The decision to go to Romeo was unusual. After looking at the approach plate used by Thai Airways, the commission concluded this mistake was understandable. ‘The diagram could easily mislead you to think the approach starts at Romeo, particularly if you were stressed, as they probably were,’ McNair says. ‘This could also add to the confusion about the distance.’
Yet, almost until the end, both pilots did not realise they were flying towards impassable mountains.
‘What were the cues? One was reading the compass heading,’ McNair says. ‘The CVR transcript records them reading the heading to ATC of 025 – so we know their compass is working. Why didn’t that register that 025 is north – that I don’t have an answer for, but it’s what they did.’
Other cues were ambiguous or subtle. ‘The inbound approach path is 022, the outward path was 202, a lot of 2s and zeros – when we were recreating the approach in a simulator, it confused us,’ McNair says.

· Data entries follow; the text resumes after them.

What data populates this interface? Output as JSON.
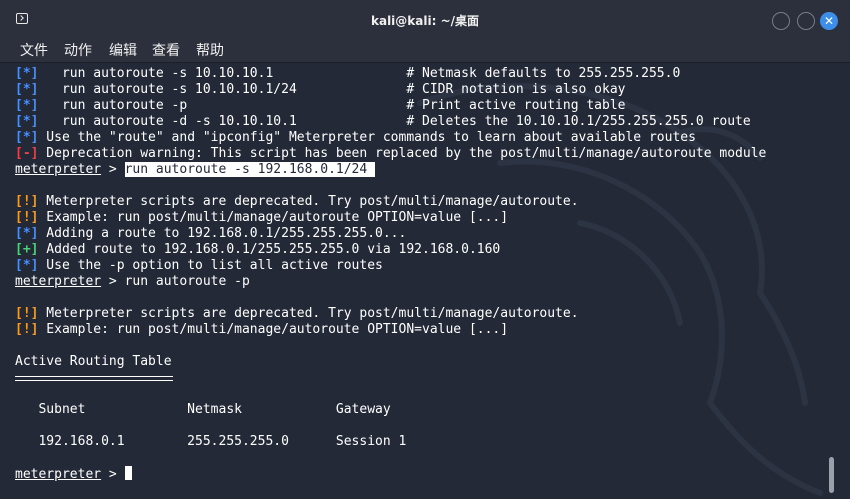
{
  "window": {
    "title": "kali@kali: ~/桌面",
    "close_glyph": "✕"
  },
  "menu": [
    "文件",
    "动作",
    "编辑",
    "查看",
    "帮助"
  ],
  "colors": {
    "info": "#4c8ef5",
    "error": "#e8434a",
    "warning": "#f39c26",
    "success": "#4fd07a",
    "background": "#232937"
  },
  "terminal": {
    "l1": {
      "tag": "[*]",
      "text": "   run autoroute -s 10.10.10.1                 # Netmask defaults to 255.255.255.0"
    },
    "l2": {
      "tag": "[*]",
      "text": "   run autoroute -s 10.10.10.1/24              # CIDR notation is also okay"
    },
    "l3": {
      "tag": "[*]",
      "text": "   run autoroute -p                            # Print active routing table"
    },
    "l4": {
      "tag": "[*]",
      "text": "   run autoroute -d -s 10.10.10.1              # Deletes the 10.10.10.1/255.255.255.0 route"
    },
    "l5": {
      "tag": "[*]",
      "text": " Use the \"route\" and \"ipconfig\" Meterpreter commands to learn about available routes"
    },
    "l6": {
      "tag": "[-]",
      "text": " Deprecation warning: This script has been replaced by the post/multi/manage/autoroute module"
    },
    "p1": {
      "prompt": "meterpreter",
      "sep": " > ",
      "cmd": "run autoroute -s 192.168.0.1/24 "
    },
    "l7": {
      "tag": "[!]",
      "text": " Meterpreter scripts are deprecated. Try post/multi/manage/autoroute."
    },
    "l8": {
      "tag": "[!]",
      "text": " Example: run post/multi/manage/autoroute OPTION=value [...]"
    },
    "l9": {
      "tag": "[*]",
      "text": " Adding a route to 192.168.0.1/255.255.255.0..."
    },
    "l10": {
      "tag": "[+]",
      "text": " Added route to 192.168.0.1/255.255.255.0 via 192.168.0.160"
    },
    "l11": {
      "tag": "[*]",
      "text": " Use the -p option to list all active routes"
    },
    "p2": {
      "prompt": "meterpreter",
      "sep": " > ",
      "cmd": "run autoroute -p"
    },
    "l12": {
      "tag": "[!]",
      "text": " Meterpreter scripts are deprecated. Try post/multi/manage/autoroute."
    },
    "l13": {
      "tag": "[!]",
      "text": " Example: run post/multi/manage/autoroute OPTION=value [...]"
    },
    "table_title": "Active Routing Table",
    "table_header": "   Subnet             Netmask            Gateway",
    "table_row": "   192.168.0.1        255.255.255.0      Session 1",
    "p3": {
      "prompt": "meterpreter",
      "sep": " > "
    }
  }
}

‘On the VOR display there’s only one little bar to tell if you are going north or south. Every other aspect of the presentation will be the same. The VOR needles will be behind you no matter which way you go and the DME will increase, so the compass is your big clue. But that instrument had no cardinal points marked on it. If there had been an N at the top of the compass it might have provided a more powerful cue that they were going north.
‘And the position reports should have required DME and radial as standard procedure. That simple change could have stopped this from happening.’
But the pilots were apparently victims of confirmation bias, McNair says. ‘The captain was confident that he was going to the south and any evidence to the contrary was rejected. The co-pilot would have assumed that the captain had turned the aircraft to the south and also seemed to be looking for other reasons why the FMS commanded a turn back.’
Confirmation bias is a powerful psychological force that continues to kill in the 21st century. In 2012 a Sukhoi Superjet 100 on a sales demonstration flight crashed into Mount Salak, in Indonesia, killing all 45 on board. Unnoticed by the captain – who, in addition to the usual duties of pilot in command, was explaining and demonstrating aspects of the new type – the aircraft had rolled out of an orbit and headed south, towards an isolated peak. Like the pilot of TG311, the Superjet pilot disbelieved the ground proximity warning system, despite it being a satellite-based enhanced GPWS, that gave earlier and more reliable warnings than the down-looking GPWS used in 1992.
Confirmation bias emerged, unspoken but clearly present in the cockpit recording.
Confirmation bias emerges as an adaptable and implacable enemy, hard to defend against because of its subtlety and because it exists in all of us. In a professional sense, McNair found TG311 a disquieting case. Thirty years later he still teaches a case study on the crash. The lesson he took from the crash is, he concedes, difficult to hear but necessary to accept. ‘If there’s something not going right don’t assume the other person made the mistake. Maybe it’s you.’